D Normal body weight or slightly overweight
Unlike anorexia nervosa, individuals with bulimia nervosa typically maintain a normal or slightly elevated body weight. This is because binge episodes may involve large amounts of calories, and purging does not eliminate the majority of what is consumed. Normal weight often leads to delayed diagnosis since physical appearance may not reflect the severity of the disorder.

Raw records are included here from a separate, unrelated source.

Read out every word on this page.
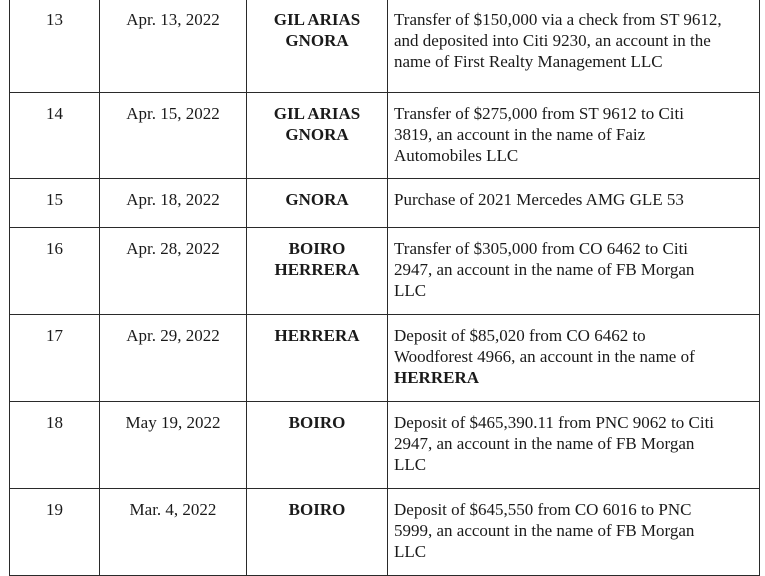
13	Apr. 13, 2022	GIL ARIAS
GNORA	Transfer of $150,000 via a check from ST 9612,
and deposited into Citi 9230, an account in the
name of First Realty Management LLC

14	Apr. 15, 2022	GIL ARIAS
GNORA	Transfer of $275,000 from ST 9612 to Citi
3819, an account in the name of Faiz
Automobiles LLC

15	Apr. 18, 2022	GNORA	Purchase of 2021 Mercedes AMG GLE 53

16	Apr. 28, 2022	BOIRO
HERRERA	Transfer of $305,000 from CO 6462 to Citi
2947, an account in the name of FB Morgan
LLC

17	Apr. 29, 2022	HERRERA	Deposit of $85,020 from CO 6462 to
Woodforest 4966, an account in the name of
HERRERA

18	May 19, 2022	BOIRO	Deposit of $465,390.11 from PNC 9062 to Citi
2947, an account in the name of FB Morgan
LLC

19	Mar. 4, 2022	BOIRO	Deposit of $645,550 from CO 6016 to PNC
5999, an account in the name of FB Morgan
LLC
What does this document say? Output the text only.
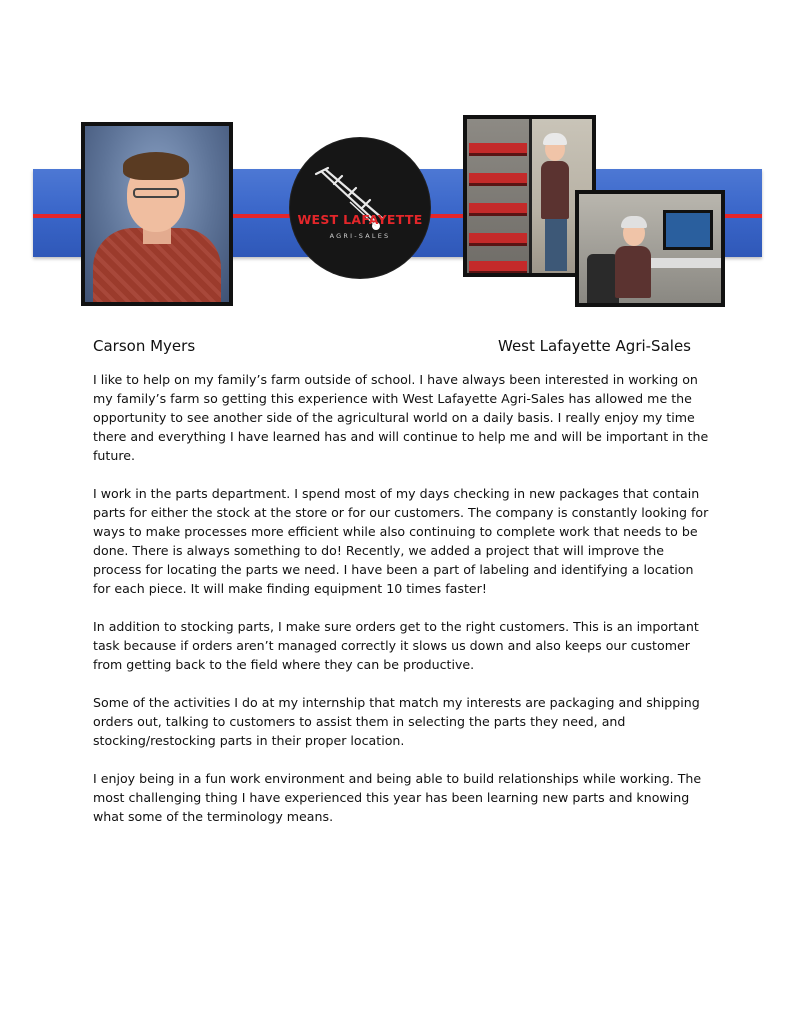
WEST LAFAYETTE
AGRI-SALES
Carson Myers	West Lafayette Agri-Sales

I like to help on my family’s farm outside of school. I have always been interested in working on my family’s farm so getting this experience with West Lafayette Agri-Sales has allowed me the opportunity to see another side of the agricultural world on a daily basis. I really enjoy my time there and everything I have learned has and will continue to help me and will be important in the future.

I work in the parts department. I spend most of my days checking in new packages that contain parts for either the stock at the store or for our customers. The company is constantly looking for ways to make processes more efficient while also continuing to complete work that needs to be done. There is always something to do! Recently, we added a project that will improve the process for locating the parts we need. I have been a part of labeling and identifying a location for each piece. It will make finding equipment 10 times faster!

In addition to stocking parts, I make sure orders get to the right customers. This is an important task because if orders aren’t managed correctly it slows us down and also keeps our customer from getting back to the field where they can be productive.

Some of the activities I do at my internship that match my interests are packaging and shipping orders out, talking to customers to assist them in selecting the parts they need, and stocking/restocking parts in their proper location.

I enjoy being in a fun work environment and being able to build relationships while working. The most challenging thing I have experienced this year has been learning new parts and knowing what some of the terminology means.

E Denial of binge-purge behavior
Denial is common because bulimic behaviors are secretive and highly distressing to the individual. Patients may hide symptoms out of embarrassment or fear of judgment. This denial complicates assessment and treatment, as accurate information about frequency and severity of behaviors is essential for developing an effective care plan.
10.

What does the nurse anticipate the health care provider will prescribe? See attachment tor nursing end of shift report

  • A Codeine
  • B Lorazepam
  • C Olanzapine
  • D Phenelzine

Explanation

Correct Answer Is:
B. Lorazepam
Explanation
The shift report describes a 48-year-old male with alcohol dependence who is awake, anxious, agitated, diaphoretic, tachycardic, and experiencing visual hallucinations (“believes snakes are trying to get into the room”). These are classic signs of acute alcohol withdrawal, progressing toward delirium tremens (DTs)—a life-threatening condition. The priority medication for alcohol withdrawal is a benzodiazepine, and lorazepam is the safest and most commonly used option. It reduces agitation, prevents seizures, decreases autonomic hyperactivity, and stabilizes vital signs. This medication is essential to prevent worsening complications such as seizures, cardiovascular collapse, or severe psychosis. Codeine, olanzapine, and phenelzine are not appropriate for acute alcohol withdrawal and could worsen the patient’s condition.